Bankruptcy Ruling Stresses Value of Client Communication 

March, 2024 - Daniel A. Lowenthal, Maxwell K. Weiss

U.S. Bankruptcy Judge Jacqueline P. Cox recently found that three Illinois attorneys violated their ethical obligations by failing to return their client's phone calls. She ordered the attorneys to return roughly half of their already-court-approved, and paid, flat fee. In In re: Molnar in the U.S. Bankruptcy Court for the Northern District of Illinois in February, the debtor filed a petition under Chapter 13. Originally, three different attorneys from the same firm represented the debtor, one of which left for a different firm part of the way through the representation.

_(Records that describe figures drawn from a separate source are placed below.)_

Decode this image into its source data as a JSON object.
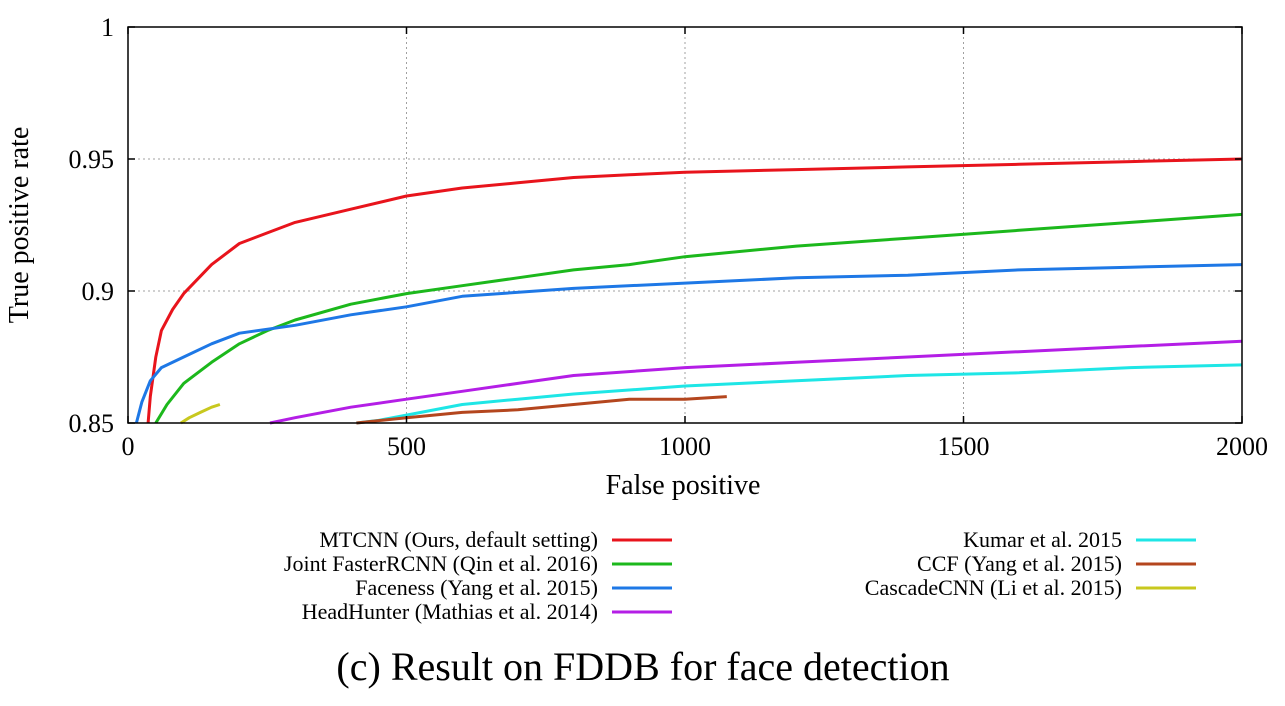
{
  "chart_data": {
    "type": "line",
    "caption": "(c) Result on FDDB for face detection",
    "xlabel": "False positive",
    "ylabel": "True positive rate",
    "xlim": [
      0,
      2000
    ],
    "ylim": [
      0.85,
      1
    ],
    "xticks": [
      0,
      500,
      1000,
      1500,
      2000
    ],
    "yticks": [
      0.85,
      0.9,
      0.95,
      1
    ],
    "ytick_labels": [
      "0.85",
      "0.9",
      "0.95",
      "1"
    ],
    "grid": true,
    "legend_position": "below",
    "series": [
      {
        "name": "MTCNN (Ours, default setting)",
        "color": "#e8141c",
        "points": [
          [
            36,
            0.85
          ],
          [
            40,
            0.86
          ],
          [
            50,
            0.875
          ],
          [
            60,
            0.885
          ],
          [
            80,
            0.893
          ],
          [
            100,
            0.899
          ],
          [
            150,
            0.91
          ],
          [
            200,
            0.918
          ],
          [
            250,
            0.922
          ],
          [
            300,
            0.926
          ],
          [
            400,
            0.931
          ],
          [
            500,
            0.936
          ],
          [
            600,
            0.939
          ],
          [
            700,
            0.941
          ],
          [
            800,
            0.943
          ],
          [
            900,
            0.944
          ],
          [
            1000,
            0.945
          ],
          [
            1200,
            0.946
          ],
          [
            1400,
            0.947
          ],
          [
            1600,
            0.948
          ],
          [
            1800,
            0.949
          ],
          [
            2000,
            0.95
          ]
        ]
      },
      {
        "name": "Joint FasterRCNN (Qin et al. 2016)",
        "color": "#1cb81c",
        "points": [
          [
            50,
            0.85
          ],
          [
            70,
            0.857
          ],
          [
            100,
            0.865
          ],
          [
            150,
            0.873
          ],
          [
            200,
            0.88
          ],
          [
            250,
            0.885
          ],
          [
            300,
            0.889
          ],
          [
            400,
            0.895
          ],
          [
            500,
            0.899
          ],
          [
            600,
            0.902
          ],
          [
            700,
            0.905
          ],
          [
            800,
            0.908
          ],
          [
            900,
            0.91
          ],
          [
            1000,
            0.913
          ],
          [
            1200,
            0.917
          ],
          [
            1400,
            0.92
          ],
          [
            1600,
            0.923
          ],
          [
            1800,
            0.926
          ],
          [
            2000,
            0.929
          ]
        ]
      },
      {
        "name": "Faceness (Yang et al. 2015)",
        "color": "#1e78e6",
        "points": [
          [
            15,
            0.85
          ],
          [
            25,
            0.858
          ],
          [
            40,
            0.866
          ],
          [
            60,
            0.871
          ],
          [
            100,
            0.875
          ],
          [
            150,
            0.88
          ],
          [
            200,
            0.884
          ],
          [
            300,
            0.887
          ],
          [
            400,
            0.891
          ],
          [
            500,
            0.894
          ],
          [
            600,
            0.898
          ],
          [
            800,
            0.901
          ],
          [
            1000,
            0.903
          ],
          [
            1200,
            0.905
          ],
          [
            1400,
            0.906
          ],
          [
            1600,
            0.908
          ],
          [
            1800,
            0.909
          ],
          [
            2000,
            0.91
          ]
        ]
      },
      {
        "name": "HeadHunter (Mathias et al. 2014)",
        "color": "#b41ee6",
        "points": [
          [
            255,
            0.85
          ],
          [
            300,
            0.852
          ],
          [
            400,
            0.856
          ],
          [
            500,
            0.859
          ],
          [
            600,
            0.862
          ],
          [
            700,
            0.865
          ],
          [
            800,
            0.868
          ],
          [
            1000,
            0.871
          ],
          [
            1200,
            0.873
          ],
          [
            1400,
            0.875
          ],
          [
            1600,
            0.877
          ],
          [
            1800,
            0.879
          ],
          [
            2000,
            0.881
          ]
        ]
      },
      {
        "name": "Kumar et al. 2015",
        "color": "#1ee6e6",
        "points": [
          [
            410,
            0.85
          ],
          [
            450,
            0.851
          ],
          [
            500,
            0.853
          ],
          [
            600,
            0.857
          ],
          [
            700,
            0.859
          ],
          [
            800,
            0.861
          ],
          [
            1000,
            0.864
          ],
          [
            1200,
            0.866
          ],
          [
            1400,
            0.868
          ],
          [
            1600,
            0.869
          ],
          [
            1800,
            0.871
          ],
          [
            2000,
            0.872
          ]
        ]
      },
      {
        "name": "CCF (Yang et al. 2015)",
        "color": "#b4461e",
        "points": [
          [
            410,
            0.85
          ],
          [
            500,
            0.852
          ],
          [
            600,
            0.854
          ],
          [
            700,
            0.855
          ],
          [
            800,
            0.857
          ],
          [
            900,
            0.859
          ],
          [
            1000,
            0.859
          ],
          [
            1075,
            0.86
          ]
        ]
      },
      {
        "name": "CascadeCNN (Li et al. 2015)",
        "color": "#c8c81e",
        "points": [
          [
            95,
            0.85
          ],
          [
            110,
            0.852
          ],
          [
            130,
            0.854
          ],
          [
            150,
            0.856
          ],
          [
            165,
            0.857
          ]
        ]
      }
    ]
  }
}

The attorneys appeared pursuant to a "no-look, flat-fee program for Chapter 13 debtors' attorneys."

Bankruptcy courts around the country have approved such fee programs wherein the debtor and their attorney "enter into a Court Approved Retention Agreement in which the attorney promises to represent the debtor in the matter through case closing for a flat fee." These flat fees are sometimes called no-look fees because they are awarded without the kind of detailed application and itemization of services that Rule 2016(a) of the Federal Rules of Bankruptcy Procedure would otherwise demand. The flat fee represents a kind of agreement not only with the debtor but with the court: In exchange for the attorney's commitment to perform specified legal services for the debtor, the court awards a flat fee and dispenses with the usual application.